Unless the Class A shareholder indicates otherwise in this proxy card, the manner in which the Class A shareholder votes upon the resolutions at the AGM to authorize and approve the Share Issuance and the Class Vote Threshold Change will be deemed to be the same manner in which such Class A shareholder votes upon the resolutions at the Class A Shareholders Meeting to authorize and approve the Share Issuance and the Class Vote Threshold Change. Unless a Class B shareholder indicates otherwise in this proxy card, the manner in which the Class B shareholder votes upon the resolutions at the AGM to authorize and approve the Voting Power Ratio Change will be deemed to be the same manner in which such Class B shareholder votes upon the resolutions at the Class B Shareholders Meeting to authorize and approve the Voting Power Ratio Change.
(4) This form of proxy must be signed by you or your duly authorized attorney in writing or, in the case of a corporation, either under its common seal or under the hand of an officer, attorney or other person duly authorized. If a corporation or partnership, please set out the full corporate or partnership name and the full title of any authorized person signing on the corporation or partnership’s behalf. When signing as attorney, executor, administrator, or other fiduciary, please give full title as such.

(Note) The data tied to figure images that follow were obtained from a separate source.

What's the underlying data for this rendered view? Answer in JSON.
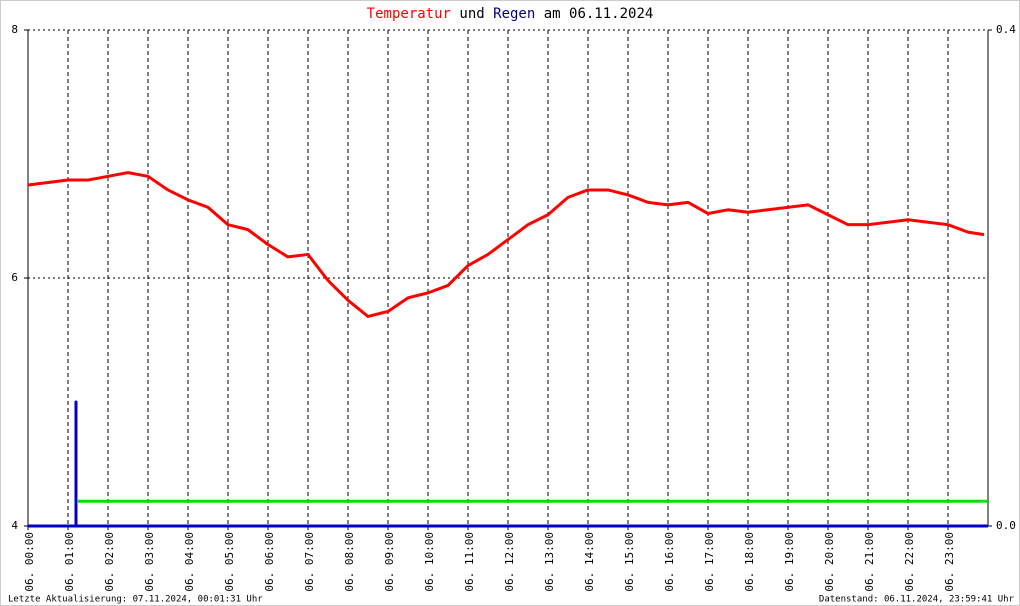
{
  "chart_data": {
    "type": "line",
    "title_words": [
      "und",
      "am 06.11.2024"
    ],
    "footer_left": "Letzte Aktualisierung: 07.11.2024, 00:01:31 Uhr",
    "footer_right": "Datenstand: 06.11.2024, 23:59:41 Uhr",
    "xlim": [
      0,
      24
    ],
    "xticks": [
      {
        "value": 0,
        "label": "06. 00:00"
      },
      {
        "value": 1,
        "label": "06. 01:00"
      },
      {
        "value": 2,
        "label": "06. 02:00"
      },
      {
        "value": 3,
        "label": "06. 03:00"
      },
      {
        "value": 4,
        "label": "06. 04:00"
      },
      {
        "value": 5,
        "label": "06. 05:00"
      },
      {
        "value": 6,
        "label": "06. 06:00"
      },
      {
        "value": 7,
        "label": "06. 07:00"
      },
      {
        "value": 8,
        "label": "06. 08:00"
      },
      {
        "value": 9,
        "label": "06. 09:00"
      },
      {
        "value": 10,
        "label": "06. 10:00"
      },
      {
        "value": 11,
        "label": "06. 11:00"
      },
      {
        "value": 12,
        "label": "06. 12:00"
      },
      {
        "value": 13,
        "label": "06. 13:00"
      },
      {
        "value": 14,
        "label": "06. 14:00"
      },
      {
        "value": 15,
        "label": "06. 15:00"
      },
      {
        "value": 16,
        "label": "06. 16:00"
      },
      {
        "value": 17,
        "label": "06. 17:00"
      },
      {
        "value": 18,
        "label": "06. 18:00"
      },
      {
        "value": 19,
        "label": "06. 19:00"
      },
      {
        "value": 20,
        "label": "06. 20:00"
      },
      {
        "value": 21,
        "label": "06. 21:00"
      },
      {
        "value": 22,
        "label": "06. 22:00"
      },
      {
        "value": 23,
        "label": "06. 23:00"
      }
    ],
    "ylim": [
      4,
      8
    ],
    "yticks": [
      4,
      6,
      8
    ],
    "y2lim": [
      0,
      0.4
    ],
    "y2ticks": [
      {
        "value": 0,
        "label": "0.0"
      },
      0.4
    ],
    "grid": true,
    "series": [
      {
        "name": "Temperatur",
        "color": "#ff0000",
        "x": [
          0,
          0.5,
          1,
          1.5,
          2,
          2.5,
          3,
          3.5,
          4,
          4.5,
          5,
          5.5,
          6,
          6.5,
          7,
          7.5,
          8,
          8.5,
          9,
          9.5,
          10,
          10.5,
          11,
          11.5,
          12,
          12.5,
          13,
          13.5,
          14,
          14.5,
          15,
          15.5,
          16,
          16.5,
          17,
          17.5,
          18,
          18.5,
          19,
          19.5,
          20,
          20.5,
          21,
          21.5,
          22,
          22.5,
          23,
          23.5,
          23.9
        ],
        "values": [
          6.75,
          6.77,
          6.79,
          6.79,
          6.82,
          6.85,
          6.82,
          6.71,
          6.63,
          6.57,
          6.43,
          6.39,
          6.27,
          6.17,
          6.19,
          5.98,
          5.82,
          5.69,
          5.73,
          5.84,
          5.88,
          5.94,
          6.1,
          6.19,
          6.31,
          6.43,
          6.51,
          6.65,
          6.71,
          6.71,
          6.67,
          6.61,
          6.59,
          6.61,
          6.52,
          6.55,
          6.53,
          6.55,
          6.57,
          6.59,
          6.51,
          6.43,
          6.43,
          6.45,
          6.47,
          6.45,
          6.43,
          6.37,
          6.35
        ]
      },
      {
        "name": "Regen",
        "color": "#0000cc",
        "axis": "y2",
        "x": [
          0,
          1.2,
          1.2,
          1.2,
          24
        ],
        "values": [
          0,
          0,
          0.1,
          0,
          0
        ]
      },
      {
        "color": "#00e000",
        "axis": "y2",
        "x": [
          1.25,
          24
        ],
        "values": [
          0.02,
          0.02
        ]
      }
    ]
  }
}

Joint owners should each sign personally. Where there are joint registered holders of any share(s) in the Company, any one of such joint holders may vote at the AGM and/or the Class Meetings, either personally, or by proxy, in respect of such share(s) as if he were solely entitled thereto; but if more than one of such joint holders are present at the AGM and/or the Class Meetings, either personally or by proxy, the vote of the senior holder who tenders a vote whether in person or by proxy shall be accepted to the exclusion of the votes of the other joint holders and for this purpose seniority shall be determined by the order in which the names stand in the register of members of the Company.